The term "myth" refers to a story that attempts in more or less symbolic form to explain the mystery of the origins of the cosmos, the earth, and humanity; the theme of life and death; and the causes and meanings of natural phenomena. All of these have bewildered humanity since ancient times. Humankind uses myth as an attempt to express its relation to nature.
Originally, these stories were passed down orally from one generation to the next and, over a span of several centuries, underwent many changes. The ancient world attributed the Iliad and the Odyssey—two epics considered the earliest and greatest works of Greek literature—to Homer. Homer is believed to have been the first poet to record these myths into written form, in approximately the eighth century B.C., thereby preserving them for future generations.
Many generations and peoples after Homer have continued to look at these stories because they address issues common to humanity. These tales were told to explain the surrounding world, human behavior, and problems common to all societies. In addition to explaining natural and religious origins, myths also provided humans with a history of their people and their neighbors. For the Greeks, myths shed light on aspects of their lives and how they had become who they were.
The materials in this curriculum focus on Greco-Roman mythology in antiquity and its significance for later Western art and culture. There was a fundamental difference in attitudes toward mythology during these two periods. Whereas in antiquity mythology was inextricably linked with religion and daily life, in post-antiquity, mythology primarily became a source of inspiration for a variety of themes in art and literature. The diversity and universality of these themes, combined with the inexhaustible metaphorical possibilities of the ancient myths, ensure the survival of mythology in Western art up to the present day.
The idea of the hero was perfected in ancient Greece. For the Greeks, heroes existed on a cosmological level between humans and gods. According to the poet Hesiod, heroes were a godlike race of humans who had lived in a previous age. Although they themselves were mortal, the heroes attracted the attention, and often the protection of, the immortals. In another tradition, heroes emerged when gods and men were still living together as a generation of children of half-mortal, half-divine parentage.
In their strength, their passions, and their achievements, the heroes far surpassed ordinary humans. All heroes are nevertheless mortal and in time confront their mortality. Yet even in death a hero may surpass ordinary peoples, for the glorious deeds that have brought him to his death may also bring him everlasting renown. Some, like the great hero Herakles (whom the Romans called Hercules), actually became gods after death. In ancient Greece, heroes had religious cults associated with them and were able to intervene in human affairs, possessing a status similar to that of saints in Christianity. Over the centuries, the definition of a hero broadened to include any human who displayed great strength and courage.
Gods and goddesses of ancient Greece and Rome have provided the subject matter for much of Western art.

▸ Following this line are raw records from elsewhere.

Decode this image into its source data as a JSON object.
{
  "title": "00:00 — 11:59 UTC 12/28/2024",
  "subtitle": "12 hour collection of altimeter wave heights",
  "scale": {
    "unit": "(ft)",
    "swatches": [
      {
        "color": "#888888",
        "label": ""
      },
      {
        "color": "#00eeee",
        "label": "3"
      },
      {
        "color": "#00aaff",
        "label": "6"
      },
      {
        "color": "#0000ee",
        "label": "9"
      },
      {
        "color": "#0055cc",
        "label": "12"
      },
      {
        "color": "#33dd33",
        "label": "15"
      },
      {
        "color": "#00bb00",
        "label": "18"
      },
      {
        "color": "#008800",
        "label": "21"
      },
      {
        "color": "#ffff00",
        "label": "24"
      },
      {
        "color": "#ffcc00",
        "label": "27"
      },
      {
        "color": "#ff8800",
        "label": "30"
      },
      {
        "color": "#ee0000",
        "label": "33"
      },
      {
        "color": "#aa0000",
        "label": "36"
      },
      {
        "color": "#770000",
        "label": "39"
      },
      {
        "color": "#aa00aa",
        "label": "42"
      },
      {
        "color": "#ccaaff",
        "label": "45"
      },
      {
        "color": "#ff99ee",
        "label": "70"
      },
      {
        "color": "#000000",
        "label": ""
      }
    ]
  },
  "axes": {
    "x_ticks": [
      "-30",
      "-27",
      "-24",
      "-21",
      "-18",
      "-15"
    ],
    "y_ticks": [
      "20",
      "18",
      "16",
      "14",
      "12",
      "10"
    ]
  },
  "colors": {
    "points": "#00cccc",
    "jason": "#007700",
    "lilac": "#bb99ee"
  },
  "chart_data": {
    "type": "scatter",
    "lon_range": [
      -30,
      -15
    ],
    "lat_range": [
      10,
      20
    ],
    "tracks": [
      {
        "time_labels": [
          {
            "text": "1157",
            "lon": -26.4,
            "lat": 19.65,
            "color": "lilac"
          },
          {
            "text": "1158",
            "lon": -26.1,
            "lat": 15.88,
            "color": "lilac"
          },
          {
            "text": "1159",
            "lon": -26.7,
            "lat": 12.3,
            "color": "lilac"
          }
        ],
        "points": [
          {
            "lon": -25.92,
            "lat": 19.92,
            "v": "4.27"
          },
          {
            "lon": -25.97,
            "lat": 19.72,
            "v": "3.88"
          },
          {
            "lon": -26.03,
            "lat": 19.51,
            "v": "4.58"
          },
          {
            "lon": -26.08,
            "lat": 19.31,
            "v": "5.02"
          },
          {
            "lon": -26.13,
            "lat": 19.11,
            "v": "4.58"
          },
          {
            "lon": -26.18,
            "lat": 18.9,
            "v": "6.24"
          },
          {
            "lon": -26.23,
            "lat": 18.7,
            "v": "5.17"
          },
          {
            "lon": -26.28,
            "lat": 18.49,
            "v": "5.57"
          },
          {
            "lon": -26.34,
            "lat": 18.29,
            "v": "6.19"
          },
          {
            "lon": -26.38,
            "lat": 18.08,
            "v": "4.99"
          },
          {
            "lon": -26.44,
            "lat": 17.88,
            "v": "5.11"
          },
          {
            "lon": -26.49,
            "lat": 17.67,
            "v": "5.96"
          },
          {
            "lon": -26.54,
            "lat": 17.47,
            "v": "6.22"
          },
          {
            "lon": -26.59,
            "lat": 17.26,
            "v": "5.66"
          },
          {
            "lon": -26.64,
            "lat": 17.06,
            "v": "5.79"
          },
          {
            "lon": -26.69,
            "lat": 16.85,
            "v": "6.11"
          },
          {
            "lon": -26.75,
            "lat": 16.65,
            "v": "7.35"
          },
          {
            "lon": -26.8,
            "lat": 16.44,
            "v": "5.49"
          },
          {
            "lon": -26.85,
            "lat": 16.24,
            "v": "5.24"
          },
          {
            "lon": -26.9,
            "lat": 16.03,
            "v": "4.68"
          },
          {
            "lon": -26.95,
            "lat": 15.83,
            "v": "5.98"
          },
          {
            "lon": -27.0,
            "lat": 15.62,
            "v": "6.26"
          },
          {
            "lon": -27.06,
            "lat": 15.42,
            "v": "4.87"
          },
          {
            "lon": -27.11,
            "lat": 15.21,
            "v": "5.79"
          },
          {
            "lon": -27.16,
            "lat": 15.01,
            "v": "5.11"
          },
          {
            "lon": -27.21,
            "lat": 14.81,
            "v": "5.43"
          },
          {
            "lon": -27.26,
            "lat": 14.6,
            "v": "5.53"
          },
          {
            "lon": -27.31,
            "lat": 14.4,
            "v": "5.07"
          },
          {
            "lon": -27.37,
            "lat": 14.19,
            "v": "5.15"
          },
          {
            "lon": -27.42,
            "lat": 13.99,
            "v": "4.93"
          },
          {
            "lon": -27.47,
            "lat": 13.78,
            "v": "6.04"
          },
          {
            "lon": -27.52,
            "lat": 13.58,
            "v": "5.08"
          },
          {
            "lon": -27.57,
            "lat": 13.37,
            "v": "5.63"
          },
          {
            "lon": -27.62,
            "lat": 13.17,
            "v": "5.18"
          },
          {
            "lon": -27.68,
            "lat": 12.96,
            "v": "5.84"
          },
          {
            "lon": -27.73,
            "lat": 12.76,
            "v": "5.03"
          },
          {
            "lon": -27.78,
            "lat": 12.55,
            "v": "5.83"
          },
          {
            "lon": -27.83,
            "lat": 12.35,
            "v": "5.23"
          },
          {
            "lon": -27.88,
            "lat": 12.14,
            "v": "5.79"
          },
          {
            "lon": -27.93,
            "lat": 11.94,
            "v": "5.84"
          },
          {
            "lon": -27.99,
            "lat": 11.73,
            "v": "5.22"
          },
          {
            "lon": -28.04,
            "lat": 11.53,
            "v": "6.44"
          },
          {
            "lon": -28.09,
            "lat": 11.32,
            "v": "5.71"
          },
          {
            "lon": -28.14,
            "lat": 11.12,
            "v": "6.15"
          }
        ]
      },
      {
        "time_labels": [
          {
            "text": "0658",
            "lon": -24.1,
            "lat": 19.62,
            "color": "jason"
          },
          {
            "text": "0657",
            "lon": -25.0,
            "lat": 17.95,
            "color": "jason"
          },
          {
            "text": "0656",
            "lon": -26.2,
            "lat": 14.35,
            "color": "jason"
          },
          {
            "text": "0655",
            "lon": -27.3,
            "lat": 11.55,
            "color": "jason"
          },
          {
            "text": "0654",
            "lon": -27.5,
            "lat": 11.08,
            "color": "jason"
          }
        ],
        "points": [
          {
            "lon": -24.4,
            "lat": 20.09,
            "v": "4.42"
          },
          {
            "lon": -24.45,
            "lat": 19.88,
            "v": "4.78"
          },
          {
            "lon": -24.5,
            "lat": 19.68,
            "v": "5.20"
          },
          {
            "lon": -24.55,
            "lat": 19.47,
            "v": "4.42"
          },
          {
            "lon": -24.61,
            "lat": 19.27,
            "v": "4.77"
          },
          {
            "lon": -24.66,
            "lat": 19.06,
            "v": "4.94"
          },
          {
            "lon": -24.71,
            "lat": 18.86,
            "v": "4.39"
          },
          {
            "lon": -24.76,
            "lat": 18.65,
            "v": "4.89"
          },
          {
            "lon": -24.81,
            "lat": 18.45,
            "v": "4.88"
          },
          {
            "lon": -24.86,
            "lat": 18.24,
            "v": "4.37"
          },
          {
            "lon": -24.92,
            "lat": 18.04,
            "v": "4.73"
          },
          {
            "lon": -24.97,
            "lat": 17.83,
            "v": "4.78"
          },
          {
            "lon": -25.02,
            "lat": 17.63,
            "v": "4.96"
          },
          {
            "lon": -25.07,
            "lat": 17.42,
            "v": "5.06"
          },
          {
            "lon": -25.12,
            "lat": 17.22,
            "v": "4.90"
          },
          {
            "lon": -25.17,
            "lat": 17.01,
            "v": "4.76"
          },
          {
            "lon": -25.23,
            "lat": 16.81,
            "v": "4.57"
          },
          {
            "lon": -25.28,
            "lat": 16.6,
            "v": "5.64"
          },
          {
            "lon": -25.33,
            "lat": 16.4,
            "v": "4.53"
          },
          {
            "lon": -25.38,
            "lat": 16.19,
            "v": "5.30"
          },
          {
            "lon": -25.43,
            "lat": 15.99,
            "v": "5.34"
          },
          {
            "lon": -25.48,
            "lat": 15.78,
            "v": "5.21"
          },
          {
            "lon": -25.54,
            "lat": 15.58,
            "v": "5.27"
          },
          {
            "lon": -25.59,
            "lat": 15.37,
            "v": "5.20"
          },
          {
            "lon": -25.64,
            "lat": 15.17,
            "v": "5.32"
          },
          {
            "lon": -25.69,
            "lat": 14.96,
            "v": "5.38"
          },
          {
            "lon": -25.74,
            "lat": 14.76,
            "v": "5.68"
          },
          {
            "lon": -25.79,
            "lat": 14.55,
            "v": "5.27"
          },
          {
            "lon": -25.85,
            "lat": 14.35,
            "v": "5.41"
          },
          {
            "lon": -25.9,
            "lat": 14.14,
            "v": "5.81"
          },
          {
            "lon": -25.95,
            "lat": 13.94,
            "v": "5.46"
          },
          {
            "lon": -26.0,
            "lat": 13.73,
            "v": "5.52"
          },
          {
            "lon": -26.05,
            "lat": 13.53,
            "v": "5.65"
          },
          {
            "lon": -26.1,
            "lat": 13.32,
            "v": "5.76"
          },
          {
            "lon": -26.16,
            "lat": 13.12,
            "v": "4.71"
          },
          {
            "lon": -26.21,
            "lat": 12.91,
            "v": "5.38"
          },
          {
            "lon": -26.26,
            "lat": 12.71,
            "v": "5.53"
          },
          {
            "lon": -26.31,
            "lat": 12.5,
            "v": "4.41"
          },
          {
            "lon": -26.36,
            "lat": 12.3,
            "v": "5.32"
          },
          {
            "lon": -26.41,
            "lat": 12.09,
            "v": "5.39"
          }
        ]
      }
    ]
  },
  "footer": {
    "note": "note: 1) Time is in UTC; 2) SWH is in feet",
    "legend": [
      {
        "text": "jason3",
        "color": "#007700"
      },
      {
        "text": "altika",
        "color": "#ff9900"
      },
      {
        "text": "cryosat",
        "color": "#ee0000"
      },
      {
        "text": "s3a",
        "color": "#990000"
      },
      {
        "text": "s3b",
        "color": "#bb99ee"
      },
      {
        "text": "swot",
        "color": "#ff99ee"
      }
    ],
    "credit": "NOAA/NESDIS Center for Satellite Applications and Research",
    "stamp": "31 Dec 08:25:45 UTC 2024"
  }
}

For the Greeks, there were 12 main deities (all related to one another) who lived on Mount Olympus, where they observed the progress of mortals. Aside from these major gods, the universe was filled with innumerable minor deities. The Romans, in turn, merged many of their native gods with those of the Greeks.
Since antiquity, stories of the ancient gods and goddesses, such as Zeus, Aphrodite, and her son Eros, continued to be depicted, even while they had lost their religious significance. In the Renaissance, a classical education was required of all learned gentlemen; knowledge of Greece and Rome demonstrated one's knowledge, taste, and status. A universal language of images was reborn, but often with new allegorical and intellectual meanings.